Era um menino uberabense, rapazinho muito normal. Criado a pão de queijo, como sói acontecer nas famílias mineiras. Ia à escola, onde se saía bem. Na verdade, mais que bem, saía-se melhor que a média, sendo, mesmo, bastante talentoso em algumas matérias. Como qualquer pessoa, tinha preferências e talentos, destacando-se em algumas áreas. Por isso, muito surpresa ficou a professora quando, um dia, ele não soube responder à pergunta: “Que animal é esse?”. A foto mostrava, claramente, uma vaca. E o menino respondeu: “Não sei.” Oi?

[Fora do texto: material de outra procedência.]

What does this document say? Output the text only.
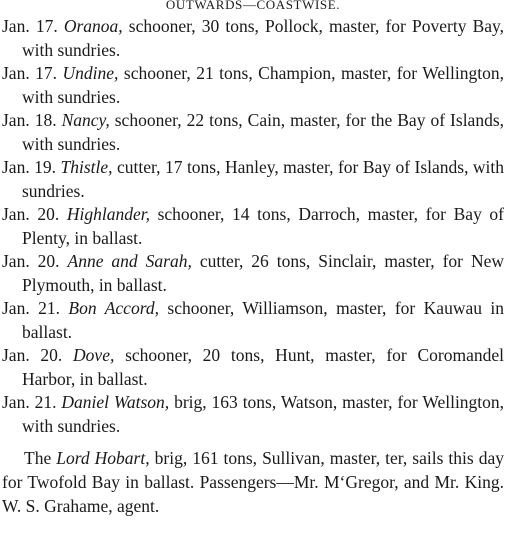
OUTWARDS—COASTWISE.

Jan. 17. Oranoa, schooner, 30 tons, Pollock, master, for Poverty Bay, with sundries.

Jan. 17. Undine, schooner, 21 tons, Champion, master, for Wellington, with sundries.

Jan. 18. Nancy, schooner, 22 tons, Cain, master, for the Bay of Islands, with sundries.

Jan. 19. Thistle, cutter, 17 tons, Hanley, master, for Bay of Islands, with sundries.

Jan. 20. Highlander, schooner, 14 tons, Darroch, master, for Bay of Plenty, in ballast.

Jan. 20. Anne and Sarah, cutter, 26 tons, Sinclair, master, for New Plymouth, in ballast.

Jan. 21. Bon Accord, schooner, Williamson, master, for Kauwau in ballast.

Jan. 20. Dove, schooner, 20 tons, Hunt, master, for Coromandel Harbor, in ballast.

Jan. 21. Daniel Watson, brig, 163 tons, Watson, master, for Wellington, with sundries.

The Lord Hobart, brig, 161 tons, Sullivan, master, ter, sails this day for Twofold Bay in ballast. Passengers—Mr. M‘Gregor, and Mr. King. W. S. Grahame, agent.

De notar que a pergunta vinha numa sequência, depois de o garoto ter, corretamente, identificado animais menos familiares, como girafa, leão, elefante e até um ornitorrinco! Que ele conhecia por ser, de fato, muito interessado em animais em geral. Mas a vaca... Aparentemente, a vaca ele não conhecia.
A professora, imediatamente, lembrou-se do treinamento que tivera e começou a buscar na memória que distúrbio ou deficiência de aprendizagem aquilo poderia ser, já que, obviamente, o menino sabia, tinha que saber, o que era uma vaca. Mas ele não parecia perturbado, confuso ou alterado. Tão-pouco debochado ou pouco respeitoso. Não estava criando confusão, nem fazendo cenas. Apenas, sinceramente, declarava sua ignorância.
Tão límpida era a expressão do menino, tão confiante ele encarava a professora, dando-lhe sua atenção e tentando fazer o seu melhor, que ela se animou a encorajá-lo.
- Não sabe? De jeito nenhum?
- Não, não sei mesmo.
Poderia ser grave. “Há qualquer coisa aqui”, pensou ela.
- Mas não tem nem ideia? - insistiu.
- Bem.... uma ideia eu tenho, mas não tenho certeza.
Um pequeno alívio. Quem sabe não terminarei esta aula encaminhando um aluno meu a um neurologista, pensou a mestra, já sentindo esse pequeno consolo como uma vitória.
- Então, que animal é esse?
Ainda hesitante, ele arriscou:
- Acho que é um cruzamento de gir com nelore, mas não tenho certeza.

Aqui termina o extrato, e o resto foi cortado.